Motion Estimation (scene flow EPE): Similarly achieves substantial improvements.

Key Findings

  1. Self-supervised loss substantially improves both geometry and motion estimation quality.
  2. Direct pose estimation outperforms post-hoc regression (as in DUSt3R).
  3. Mixed synthetic and real training effectively mitigates domain gaps.
  4. 4D interpolation generalizes well across novel viewpoints and time steps.

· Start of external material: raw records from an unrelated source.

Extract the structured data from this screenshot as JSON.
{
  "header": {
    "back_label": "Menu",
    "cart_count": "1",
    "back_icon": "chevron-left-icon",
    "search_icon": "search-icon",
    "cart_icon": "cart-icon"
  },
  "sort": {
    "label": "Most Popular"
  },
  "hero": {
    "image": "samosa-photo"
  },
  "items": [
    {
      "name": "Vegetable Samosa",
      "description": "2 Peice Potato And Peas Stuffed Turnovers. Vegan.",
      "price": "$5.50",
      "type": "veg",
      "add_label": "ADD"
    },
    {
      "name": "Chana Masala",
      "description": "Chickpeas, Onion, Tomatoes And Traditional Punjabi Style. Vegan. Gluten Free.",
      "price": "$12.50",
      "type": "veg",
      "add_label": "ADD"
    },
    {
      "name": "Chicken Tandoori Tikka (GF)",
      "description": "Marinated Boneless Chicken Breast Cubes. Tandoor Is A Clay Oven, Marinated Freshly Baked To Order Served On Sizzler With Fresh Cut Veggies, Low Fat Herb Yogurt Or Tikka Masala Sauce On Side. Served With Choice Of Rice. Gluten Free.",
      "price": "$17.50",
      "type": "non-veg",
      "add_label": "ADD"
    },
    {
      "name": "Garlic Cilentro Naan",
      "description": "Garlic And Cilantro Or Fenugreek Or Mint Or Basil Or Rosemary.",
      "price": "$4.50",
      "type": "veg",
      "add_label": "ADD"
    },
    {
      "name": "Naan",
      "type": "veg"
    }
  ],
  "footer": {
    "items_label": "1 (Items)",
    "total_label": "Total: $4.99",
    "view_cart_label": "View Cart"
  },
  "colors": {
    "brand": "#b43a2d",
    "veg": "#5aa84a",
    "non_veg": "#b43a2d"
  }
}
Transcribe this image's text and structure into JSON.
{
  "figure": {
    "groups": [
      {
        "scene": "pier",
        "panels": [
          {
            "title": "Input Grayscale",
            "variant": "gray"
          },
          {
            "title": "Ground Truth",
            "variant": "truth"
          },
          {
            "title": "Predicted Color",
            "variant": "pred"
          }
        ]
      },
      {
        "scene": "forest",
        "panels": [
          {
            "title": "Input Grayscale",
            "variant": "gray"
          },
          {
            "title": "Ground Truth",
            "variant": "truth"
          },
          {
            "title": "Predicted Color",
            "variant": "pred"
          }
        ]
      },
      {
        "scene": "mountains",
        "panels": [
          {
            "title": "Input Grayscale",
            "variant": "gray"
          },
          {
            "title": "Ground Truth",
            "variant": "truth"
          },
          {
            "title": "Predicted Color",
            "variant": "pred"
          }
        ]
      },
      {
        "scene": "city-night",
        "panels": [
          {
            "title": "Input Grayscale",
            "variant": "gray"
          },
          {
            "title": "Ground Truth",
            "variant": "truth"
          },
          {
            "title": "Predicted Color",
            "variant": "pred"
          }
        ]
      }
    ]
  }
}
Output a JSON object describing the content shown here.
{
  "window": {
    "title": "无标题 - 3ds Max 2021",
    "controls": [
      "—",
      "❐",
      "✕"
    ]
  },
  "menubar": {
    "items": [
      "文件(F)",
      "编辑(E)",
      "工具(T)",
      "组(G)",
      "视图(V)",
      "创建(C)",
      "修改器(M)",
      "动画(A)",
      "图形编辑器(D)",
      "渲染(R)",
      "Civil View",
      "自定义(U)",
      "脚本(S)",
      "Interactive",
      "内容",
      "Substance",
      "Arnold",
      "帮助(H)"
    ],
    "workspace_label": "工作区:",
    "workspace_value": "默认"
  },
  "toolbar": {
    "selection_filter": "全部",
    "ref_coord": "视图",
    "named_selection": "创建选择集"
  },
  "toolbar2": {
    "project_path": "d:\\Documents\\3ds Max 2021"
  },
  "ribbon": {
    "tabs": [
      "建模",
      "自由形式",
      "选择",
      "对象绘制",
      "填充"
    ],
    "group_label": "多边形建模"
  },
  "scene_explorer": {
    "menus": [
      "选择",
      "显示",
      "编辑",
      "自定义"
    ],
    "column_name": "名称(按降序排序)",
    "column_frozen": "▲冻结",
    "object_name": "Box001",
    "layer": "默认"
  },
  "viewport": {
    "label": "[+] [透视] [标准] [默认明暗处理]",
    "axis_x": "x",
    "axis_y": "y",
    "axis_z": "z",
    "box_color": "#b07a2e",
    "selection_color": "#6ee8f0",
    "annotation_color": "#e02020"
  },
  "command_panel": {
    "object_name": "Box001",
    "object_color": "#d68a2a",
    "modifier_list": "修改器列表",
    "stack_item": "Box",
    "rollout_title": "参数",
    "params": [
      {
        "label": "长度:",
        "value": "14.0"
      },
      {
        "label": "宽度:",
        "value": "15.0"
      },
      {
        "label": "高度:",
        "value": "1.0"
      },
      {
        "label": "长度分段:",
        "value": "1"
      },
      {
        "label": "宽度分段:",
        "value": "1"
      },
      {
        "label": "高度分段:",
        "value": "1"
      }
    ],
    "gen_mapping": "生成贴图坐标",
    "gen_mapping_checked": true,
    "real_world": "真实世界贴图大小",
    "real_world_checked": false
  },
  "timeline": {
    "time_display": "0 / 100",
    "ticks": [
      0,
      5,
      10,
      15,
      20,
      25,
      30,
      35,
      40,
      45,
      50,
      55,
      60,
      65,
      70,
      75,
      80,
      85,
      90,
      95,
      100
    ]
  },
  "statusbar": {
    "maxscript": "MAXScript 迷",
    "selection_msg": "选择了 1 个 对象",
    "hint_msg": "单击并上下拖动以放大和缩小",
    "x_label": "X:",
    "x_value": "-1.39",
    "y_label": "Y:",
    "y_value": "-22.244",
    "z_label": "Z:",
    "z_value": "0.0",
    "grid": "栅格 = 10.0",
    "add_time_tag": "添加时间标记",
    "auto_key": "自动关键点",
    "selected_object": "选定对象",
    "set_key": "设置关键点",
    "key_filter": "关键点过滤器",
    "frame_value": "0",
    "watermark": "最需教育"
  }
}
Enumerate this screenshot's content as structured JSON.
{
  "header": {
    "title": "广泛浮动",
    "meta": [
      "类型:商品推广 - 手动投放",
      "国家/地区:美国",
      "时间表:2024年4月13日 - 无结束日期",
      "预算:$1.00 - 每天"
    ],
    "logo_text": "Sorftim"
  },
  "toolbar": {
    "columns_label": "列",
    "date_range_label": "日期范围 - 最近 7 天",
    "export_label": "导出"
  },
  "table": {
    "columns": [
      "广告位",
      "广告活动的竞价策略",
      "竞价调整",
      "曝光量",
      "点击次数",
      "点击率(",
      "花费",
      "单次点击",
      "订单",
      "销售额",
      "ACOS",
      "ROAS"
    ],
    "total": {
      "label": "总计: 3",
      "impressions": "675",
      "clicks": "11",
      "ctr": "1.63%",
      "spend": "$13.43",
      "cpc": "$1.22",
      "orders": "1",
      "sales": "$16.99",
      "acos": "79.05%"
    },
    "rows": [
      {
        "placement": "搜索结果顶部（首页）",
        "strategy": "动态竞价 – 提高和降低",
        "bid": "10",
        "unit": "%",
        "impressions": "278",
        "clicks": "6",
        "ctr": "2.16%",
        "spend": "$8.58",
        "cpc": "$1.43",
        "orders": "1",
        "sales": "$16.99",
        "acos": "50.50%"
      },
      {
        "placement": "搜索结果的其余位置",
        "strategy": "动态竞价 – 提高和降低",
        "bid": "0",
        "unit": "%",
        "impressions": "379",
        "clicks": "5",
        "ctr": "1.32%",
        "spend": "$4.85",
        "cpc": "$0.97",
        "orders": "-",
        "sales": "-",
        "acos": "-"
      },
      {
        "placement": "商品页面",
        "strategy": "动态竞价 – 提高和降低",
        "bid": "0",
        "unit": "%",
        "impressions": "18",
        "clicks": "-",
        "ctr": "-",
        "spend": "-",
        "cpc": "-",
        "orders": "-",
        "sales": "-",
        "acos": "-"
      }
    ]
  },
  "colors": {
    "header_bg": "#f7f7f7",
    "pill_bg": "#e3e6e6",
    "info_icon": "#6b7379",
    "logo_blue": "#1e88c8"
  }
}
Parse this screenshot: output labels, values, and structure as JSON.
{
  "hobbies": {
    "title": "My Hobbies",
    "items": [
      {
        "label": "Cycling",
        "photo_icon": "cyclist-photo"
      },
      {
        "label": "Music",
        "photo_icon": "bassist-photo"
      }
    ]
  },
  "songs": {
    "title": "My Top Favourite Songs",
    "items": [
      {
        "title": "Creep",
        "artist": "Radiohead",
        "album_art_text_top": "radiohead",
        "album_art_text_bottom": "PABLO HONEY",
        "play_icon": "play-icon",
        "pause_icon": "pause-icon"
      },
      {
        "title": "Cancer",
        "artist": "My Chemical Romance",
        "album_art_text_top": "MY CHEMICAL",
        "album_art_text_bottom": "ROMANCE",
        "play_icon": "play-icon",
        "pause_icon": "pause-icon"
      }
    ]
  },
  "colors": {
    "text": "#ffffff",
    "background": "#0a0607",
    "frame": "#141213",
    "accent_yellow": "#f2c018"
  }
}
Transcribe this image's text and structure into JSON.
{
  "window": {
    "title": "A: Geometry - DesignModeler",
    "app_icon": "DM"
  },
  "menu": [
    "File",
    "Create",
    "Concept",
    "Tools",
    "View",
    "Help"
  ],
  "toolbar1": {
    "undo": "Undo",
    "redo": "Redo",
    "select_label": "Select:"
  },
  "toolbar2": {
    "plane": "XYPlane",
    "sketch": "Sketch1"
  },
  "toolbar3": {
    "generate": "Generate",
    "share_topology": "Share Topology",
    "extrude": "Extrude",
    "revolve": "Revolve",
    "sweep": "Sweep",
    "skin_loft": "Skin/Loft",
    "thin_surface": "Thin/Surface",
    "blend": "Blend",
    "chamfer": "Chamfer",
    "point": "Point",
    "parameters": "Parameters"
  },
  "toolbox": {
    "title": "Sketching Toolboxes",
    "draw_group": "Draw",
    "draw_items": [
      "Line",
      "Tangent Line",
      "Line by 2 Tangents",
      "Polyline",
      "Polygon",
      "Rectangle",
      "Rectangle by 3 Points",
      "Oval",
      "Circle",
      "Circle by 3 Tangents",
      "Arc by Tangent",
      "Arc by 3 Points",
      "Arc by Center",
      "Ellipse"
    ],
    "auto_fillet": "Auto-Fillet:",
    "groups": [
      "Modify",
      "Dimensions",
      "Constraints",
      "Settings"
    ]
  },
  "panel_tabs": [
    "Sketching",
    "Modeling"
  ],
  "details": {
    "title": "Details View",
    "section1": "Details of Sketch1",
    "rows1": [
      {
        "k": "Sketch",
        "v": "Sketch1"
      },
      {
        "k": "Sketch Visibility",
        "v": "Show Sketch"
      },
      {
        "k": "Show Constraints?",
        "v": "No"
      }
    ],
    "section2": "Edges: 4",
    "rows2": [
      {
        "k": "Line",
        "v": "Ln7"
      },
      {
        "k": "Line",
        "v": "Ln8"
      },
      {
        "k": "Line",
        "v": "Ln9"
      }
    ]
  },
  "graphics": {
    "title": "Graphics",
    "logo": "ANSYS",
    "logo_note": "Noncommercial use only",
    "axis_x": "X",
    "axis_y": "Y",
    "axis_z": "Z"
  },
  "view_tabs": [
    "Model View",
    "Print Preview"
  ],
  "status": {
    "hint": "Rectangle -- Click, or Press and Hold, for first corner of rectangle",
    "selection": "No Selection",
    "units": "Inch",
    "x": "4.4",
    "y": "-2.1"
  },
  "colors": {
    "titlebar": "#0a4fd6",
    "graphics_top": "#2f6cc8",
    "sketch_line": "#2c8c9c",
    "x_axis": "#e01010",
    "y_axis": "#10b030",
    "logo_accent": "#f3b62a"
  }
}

4D Interpolation Application

For the first time, spatiotemporal interpolation is achieved from feedforward outputs: images, depth, and motion can be rendered at arbitrary intermediate time steps and viewpoints.

Highlights & Insights

  1. Unified Representation: A single dynamic 3D Gaussian representation jointly addresses geometry, motion, and pose estimation.
  2. Self-Supervised Training: Photometric reconstruction loss requires no annotations, effectively overcoming data scarcity.
  3. Coupled Regularization: Geometry and motion share Gaussian primitives, enabling mutual regularization across supervision signals.
  4. New Application: Feedforward 4D interpolation enabling spatiotemporal interpolation of images, geometry, and motion.
  5. Performance Leap: Over 3× improvement in EPE metrics.

Limitations & Future Work

  1. The linear motion assumption limits modeling of complex non-rigid motions.
  2. Only two frames are processed as input, precluding modeling of long-term temporal dependencies.
  3. Camera intrinsics are required as input (though typically available).
  4. The optimal mixing ratio of training data requires manual tuning.
  5. Reconstruction in heavily occluded regions may be inaccurate.
  • Static 3D Reconstruction: DUSt3R (Wang et al., 2024b) and MASt3R (Leroy et al., 2024) learn strong priors for end-to-end reconstruction.
  • Dynamic 3D Reconstruction: MonST3R (Zhang et al., 2025a) fine-tunes static models for dynamic scenes but lacks temporal correspondence.
  • Dense 4D Reconstruction: Test-time optimization methods achieve high quality but are slow; existing feedforward methods require pose inputs or use separate task heads.

Rating

  • Novelty: ⭐⭐⭐⭐⭐ — Unified 4D representation with a self-supervised framework is a significant contribution.
  • Practicality: ⭐⭐⭐⭐ — Feedforward inference offers strong potential for real-time applications.
  • Clarity: ⭐⭐⭐⭐⭐ — Method is described systematically with complete mathematical derivations.
  • Significance: ⭐⭐⭐⭐⭐ — Advances dense 4D reconstruction from optimization-based to feedforward paradigm.